The spotlight followed Sam to training camp with the Rams, where a teammate reportedly called him a “f—-t.” Practice was immediately stopped until Sam got an apology.

“That moment was when I earned respect from my teammates,” Sam said.

Despite recording three sacks in the preseason, Sam was cut by the Rams before the regular season. Days later, the Cowboys signed him to their practice squad, but they eventually cut him, too.

During the following offseason, Sam got engaged to Cammisano and later performed on “Dancing with the Stars.” He then joined the CFL’s Montreal Alouettes, with Cammisano staying behind in Dallas after the couple had broken off their engagement. Sam left the team for two weeks after telling management he needed to go home, but returned to play in a game before leaving again, this time for good.

“The last 12 months have been very difficult for me, to the point where I became concerned with my mental health,” Sam tweeted in August 2015. “Because of this I am going to step away from the game at this time.”
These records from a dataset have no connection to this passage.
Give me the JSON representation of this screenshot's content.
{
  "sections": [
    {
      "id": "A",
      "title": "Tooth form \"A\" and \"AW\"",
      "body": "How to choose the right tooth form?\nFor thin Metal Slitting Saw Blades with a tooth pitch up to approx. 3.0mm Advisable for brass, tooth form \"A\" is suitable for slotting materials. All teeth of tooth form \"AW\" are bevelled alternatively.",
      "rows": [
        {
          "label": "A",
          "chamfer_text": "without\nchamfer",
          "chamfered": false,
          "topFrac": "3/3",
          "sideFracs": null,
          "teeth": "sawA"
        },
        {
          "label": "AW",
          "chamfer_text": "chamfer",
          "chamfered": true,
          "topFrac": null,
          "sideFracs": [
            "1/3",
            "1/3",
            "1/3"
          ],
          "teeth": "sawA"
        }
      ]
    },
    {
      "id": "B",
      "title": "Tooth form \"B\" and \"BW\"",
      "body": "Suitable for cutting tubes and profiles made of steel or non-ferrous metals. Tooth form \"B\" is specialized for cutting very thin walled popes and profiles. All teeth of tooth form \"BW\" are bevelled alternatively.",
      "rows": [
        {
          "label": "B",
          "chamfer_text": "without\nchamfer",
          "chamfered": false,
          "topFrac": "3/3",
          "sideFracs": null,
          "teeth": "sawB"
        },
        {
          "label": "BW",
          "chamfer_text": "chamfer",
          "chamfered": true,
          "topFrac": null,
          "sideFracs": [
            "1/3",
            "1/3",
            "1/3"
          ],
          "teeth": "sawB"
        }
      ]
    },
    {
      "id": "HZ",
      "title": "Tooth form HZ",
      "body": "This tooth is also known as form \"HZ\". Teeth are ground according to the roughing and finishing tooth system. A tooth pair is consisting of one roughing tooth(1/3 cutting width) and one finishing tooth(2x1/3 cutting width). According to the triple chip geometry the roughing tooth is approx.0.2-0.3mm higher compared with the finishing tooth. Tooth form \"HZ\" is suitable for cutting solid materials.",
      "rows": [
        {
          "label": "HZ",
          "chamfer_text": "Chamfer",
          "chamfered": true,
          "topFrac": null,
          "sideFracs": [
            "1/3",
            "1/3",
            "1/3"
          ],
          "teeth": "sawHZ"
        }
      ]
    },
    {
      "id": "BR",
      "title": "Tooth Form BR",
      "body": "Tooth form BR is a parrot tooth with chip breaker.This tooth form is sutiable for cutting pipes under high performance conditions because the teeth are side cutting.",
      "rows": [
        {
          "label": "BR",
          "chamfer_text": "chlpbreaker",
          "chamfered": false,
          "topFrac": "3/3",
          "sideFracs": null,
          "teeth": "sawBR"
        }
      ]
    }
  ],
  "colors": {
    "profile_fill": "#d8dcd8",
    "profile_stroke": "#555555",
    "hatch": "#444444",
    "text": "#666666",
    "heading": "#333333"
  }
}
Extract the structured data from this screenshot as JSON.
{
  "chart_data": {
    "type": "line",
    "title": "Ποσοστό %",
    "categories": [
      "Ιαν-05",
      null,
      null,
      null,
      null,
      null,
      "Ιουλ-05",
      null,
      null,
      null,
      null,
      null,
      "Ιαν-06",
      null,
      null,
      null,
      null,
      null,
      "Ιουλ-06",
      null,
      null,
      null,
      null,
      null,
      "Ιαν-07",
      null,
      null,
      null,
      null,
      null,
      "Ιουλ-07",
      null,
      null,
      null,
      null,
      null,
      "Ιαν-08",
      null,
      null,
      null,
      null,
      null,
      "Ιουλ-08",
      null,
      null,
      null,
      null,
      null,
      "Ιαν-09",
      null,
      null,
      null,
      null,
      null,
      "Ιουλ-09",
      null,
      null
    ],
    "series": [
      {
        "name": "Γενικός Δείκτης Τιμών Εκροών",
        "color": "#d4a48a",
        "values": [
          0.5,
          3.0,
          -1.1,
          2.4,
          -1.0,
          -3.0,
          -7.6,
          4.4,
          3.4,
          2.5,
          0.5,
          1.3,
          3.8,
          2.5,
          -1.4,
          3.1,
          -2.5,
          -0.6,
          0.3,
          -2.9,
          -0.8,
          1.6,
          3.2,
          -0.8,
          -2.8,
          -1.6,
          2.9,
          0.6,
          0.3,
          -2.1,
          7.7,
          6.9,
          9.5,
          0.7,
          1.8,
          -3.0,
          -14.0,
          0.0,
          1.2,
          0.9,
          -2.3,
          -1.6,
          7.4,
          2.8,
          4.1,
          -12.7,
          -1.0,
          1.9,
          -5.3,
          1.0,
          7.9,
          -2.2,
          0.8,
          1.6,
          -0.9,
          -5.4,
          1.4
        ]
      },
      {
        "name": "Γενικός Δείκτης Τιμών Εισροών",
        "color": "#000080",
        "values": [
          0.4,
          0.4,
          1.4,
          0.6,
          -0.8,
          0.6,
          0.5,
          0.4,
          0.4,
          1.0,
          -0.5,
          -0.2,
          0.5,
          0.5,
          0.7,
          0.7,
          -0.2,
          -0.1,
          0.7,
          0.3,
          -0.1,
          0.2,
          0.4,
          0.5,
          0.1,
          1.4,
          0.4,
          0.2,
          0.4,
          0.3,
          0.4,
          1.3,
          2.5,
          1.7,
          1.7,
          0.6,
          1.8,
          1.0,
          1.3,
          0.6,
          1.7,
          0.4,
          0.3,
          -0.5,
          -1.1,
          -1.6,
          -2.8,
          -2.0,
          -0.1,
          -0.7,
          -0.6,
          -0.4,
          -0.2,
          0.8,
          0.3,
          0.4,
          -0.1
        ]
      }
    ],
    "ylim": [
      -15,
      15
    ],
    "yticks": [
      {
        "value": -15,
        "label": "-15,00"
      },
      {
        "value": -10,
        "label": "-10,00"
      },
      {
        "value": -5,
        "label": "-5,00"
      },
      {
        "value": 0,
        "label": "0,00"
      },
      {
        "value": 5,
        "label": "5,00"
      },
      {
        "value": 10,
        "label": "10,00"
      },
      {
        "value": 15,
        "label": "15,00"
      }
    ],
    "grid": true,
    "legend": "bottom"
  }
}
Sam moved back to Missouri, where he worked on a masters in sports psychology, but soon returned to Dallas, where he moved into the same house as Cammisano, trying to repair their relationship. It did not work out. Sam briefly moved to Los Angeles, where he hoped to become a TV personality, but got caught up in the nightlife, using MDMA and cocaine and drinking before moving back to Dallas. There, he struggled to find a job, reaching out to sports and LGBT companies to no avail.

“No one would give me a job,” Sam said. “Where was the support that I got for coming out? I felt like I was used by everyone.”

After an ayahuasca retreat in Peru and a solo backpacking trip through Europe last year, Sam realized, “I can’t do this alone.”

Sam has since moved back to Dallas, stopped hard drugs and focused on his relationships with his estranged family.

“I wish I was still playing football,” Sam said, “but I know if I was in the NFL I wouldn’t have a relationship with my family.”